MY “Five Steps for Planting the Seeds of an Energy-Savings Program”

Phil Adams | March 7, 2012 at 6:03 pm

What struck me about Mario Rufino’s article over at Environmental Leader is how eloquently it frames the backstory of the sustainability officer: well-intentioned, under-funded, and somewhat disconnected.  It highlights what we see every day in our customer work: the importance of a holistic approach to energy management particularly as it pertains to sustainability.

Here are MY “Five Steps for Planting the Seeds of an Energy-Savings Program”

Step One: Understand that your CFO is your Biggest Asset. You don’t have to “operate in survival mode” or do “more with less”.  If you can show ROI, and better yet, a self-funding program, the CFO will give you resources.

Step Two: Understand your Total Energy Costs. Quantity used is certainly one important aspect, and taking steps to be more efficient makes a lot of sense, but don’t forget about commodity price.   Did you know that you can buy green power at little to no premium to conventional power if you source green power as part of an energy procurement?  Are your facilities in deregulated markets on competitive supply or still with the utility?  Is your buying process yielding the lowest price?  If you could save money on the commodity, could you reinvest some of those savings into efficiency or sustainability measures?

Step Three: Create an Integrated Plan. What you do and when you do it matters.  Trying to do more with less?  What about engaging in a demand response program, and then utilizing those ISO payments to fund an efficiency project?  How about tapping utility incentive programs for efficiency projects?  Some utilities reimburse for up to 70% of a project’s costs, think you could convince your CFO to support the other 30%?

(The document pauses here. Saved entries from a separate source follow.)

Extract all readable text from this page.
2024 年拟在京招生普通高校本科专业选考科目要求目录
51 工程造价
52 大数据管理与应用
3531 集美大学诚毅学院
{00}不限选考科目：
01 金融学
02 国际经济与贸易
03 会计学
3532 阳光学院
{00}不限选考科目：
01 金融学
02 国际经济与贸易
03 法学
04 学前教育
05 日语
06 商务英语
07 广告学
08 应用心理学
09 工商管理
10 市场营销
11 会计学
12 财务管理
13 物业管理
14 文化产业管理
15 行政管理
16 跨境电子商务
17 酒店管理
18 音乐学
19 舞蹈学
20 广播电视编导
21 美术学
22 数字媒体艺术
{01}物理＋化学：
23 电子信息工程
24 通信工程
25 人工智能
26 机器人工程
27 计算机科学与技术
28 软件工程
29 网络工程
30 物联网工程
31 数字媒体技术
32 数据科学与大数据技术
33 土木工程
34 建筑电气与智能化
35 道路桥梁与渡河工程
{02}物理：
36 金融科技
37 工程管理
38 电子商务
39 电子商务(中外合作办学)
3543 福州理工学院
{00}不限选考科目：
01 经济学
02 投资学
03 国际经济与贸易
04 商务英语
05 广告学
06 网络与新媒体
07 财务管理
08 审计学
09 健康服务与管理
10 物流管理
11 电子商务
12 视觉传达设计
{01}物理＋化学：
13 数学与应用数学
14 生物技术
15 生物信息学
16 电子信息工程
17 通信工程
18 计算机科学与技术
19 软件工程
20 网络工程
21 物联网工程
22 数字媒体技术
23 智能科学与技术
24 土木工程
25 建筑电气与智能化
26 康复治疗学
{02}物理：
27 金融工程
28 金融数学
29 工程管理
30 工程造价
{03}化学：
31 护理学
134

Step Four: Let ROI Drive Focus. There are many efficiency measures you can do.  Being analytical about the impact of the project and rigorous about ROI and payback periods will help determine the “batting order” of your plan, and will demonstrate financial savvy that can win points with your CFO.

Step Five:  Lather, Rinse, Repeat. Your plan must be dynamic.  Things change.  Pennsylvania becomes competitive.  Demand Response payments change in PJM.  A utility offers a new incentive program.   Natural gas prices are at all-time lows.   Changes in the regulatory and pricing environment are happening all the time, your plan needs to be nimble enough to react to changing circumstances.